The total cost of jet fuel is normally found by adding the regional jet fuel swap on top of the regional distillate contract, in Europe the ICE Gasoil future and in New York, the ULSD (Ultra-Light Sulphur Diesel) (HO) futures contract. In Europe, the Jet CIF NEW v Gasoil futures swap trades around $70 per metric tons, the highest seasonal level in almost ten years.

Today, the market will be watching the weekly stock report from the EIA for further clues about the current market conditions. Last night the API (American Petroleum Institute) reported a hefty 11.5 million barrel drop in US crude stocks, being only partly offset by increases in gasoline and distillate stocks.
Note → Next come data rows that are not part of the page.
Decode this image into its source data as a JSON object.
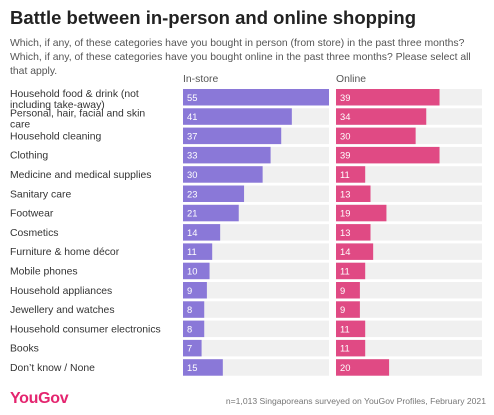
{
  "title": "Battle between in-person and online shopping",
  "subtitle": "Which, if any, of these categories have you bought in person (from store) in the past three months? Which, if any, of these categories have you bought online in the past three months? Please select all that apply.",
  "footer": {
    "brand": "YouGov",
    "note": "n=1,013 Singaporeans surveyed on YouGov Profiles, February 2021"
  },
  "colors": {
    "instore": "#8a78d8",
    "online": "#e04a84",
    "track": "#f0f0f0",
    "brand": "#e4256f"
  },
  "chart_data": {
    "type": "bar",
    "orientation": "horizontal",
    "categories": [
      "Household food & drink (not including take-away)",
      "Personal, hair, facial and skin care",
      "Household cleaning",
      "Clothing",
      "Medicine and medical supplies",
      "Sanitary care",
      "Footwear",
      "Cosmetics",
      "Furniture & home décor",
      "Mobile phones",
      "Household appliances",
      "Jewellery and watches",
      "Household consumer electronics",
      "Books",
      "Don’t know / None"
    ],
    "series": [
      {
        "name": "In-store",
        "values": [
          55,
          41,
          37,
          33,
          30,
          23,
          21,
          14,
          11,
          10,
          9,
          8,
          8,
          7,
          15
        ]
      },
      {
        "name": "Online",
        "values": [
          39,
          34,
          30,
          39,
          11,
          13,
          19,
          13,
          14,
          11,
          9,
          9,
          11,
          11,
          20
        ]
      }
    ],
    "xlim": [
      0,
      55
    ],
    "grid": false,
    "legend": "column headers above panels"
  }
}
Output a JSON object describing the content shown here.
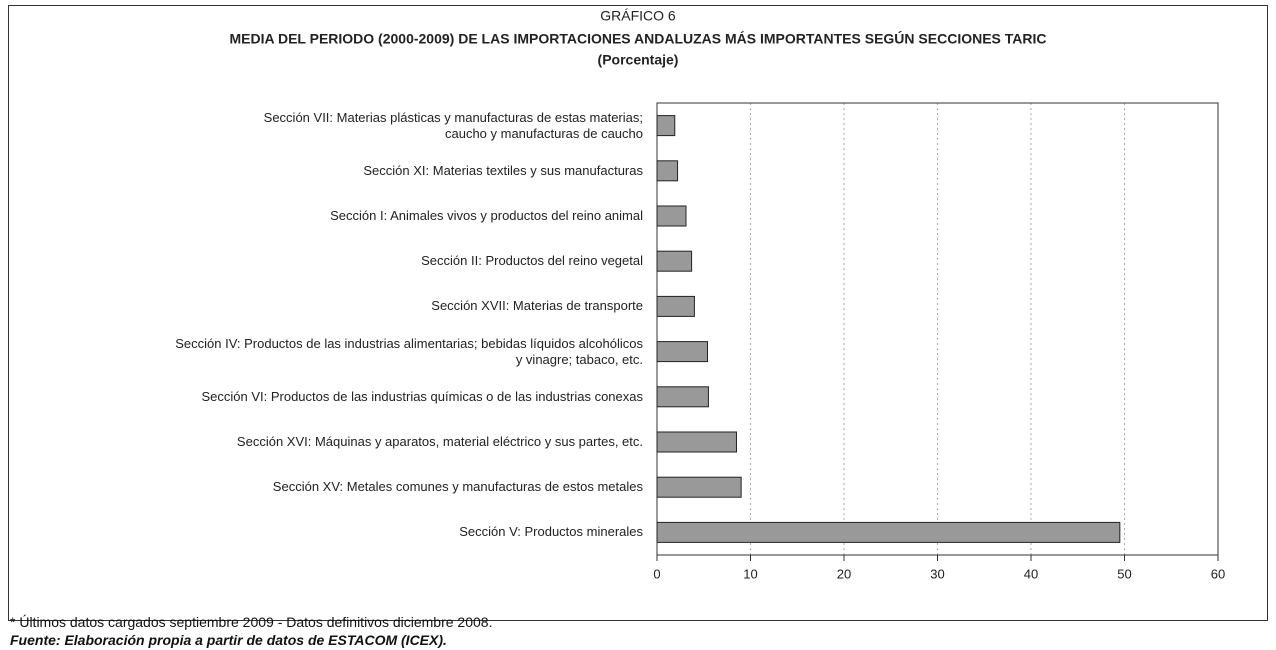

The market will be watching crude stock levels at Cushing, the delivery hub for WTI futures, which according to API’s data could be heading towards the lowest level since January, some 20% below the seasonal average.

In addition, the market will be watching the impact of Hurricane Idalia as it gathers speed in the Gulf of Mexico, as well as developments in Gabon, a 200k barrel a day producer following reports of a military coup, four days after the central African nation held disputed presidential elections in which President Ali Bongo sought to extend his family’s 56-year hold on power.

The latest Commitment of Traders report covering the week to August 22, showed a second week of crude oil selling, but also a relatively strong belief in higher prices. During a five-week period that followed the Saudi production cut on July 1, hedge funds increased their net long in WTI and Brent by 190,000 contracts (190 million barrels) while the recent consolidation has only triggered a 42,000-contract reduction. It tells us a) the recent correction was not deep enough to force long liquidation, and b) the belief in higher prices remains.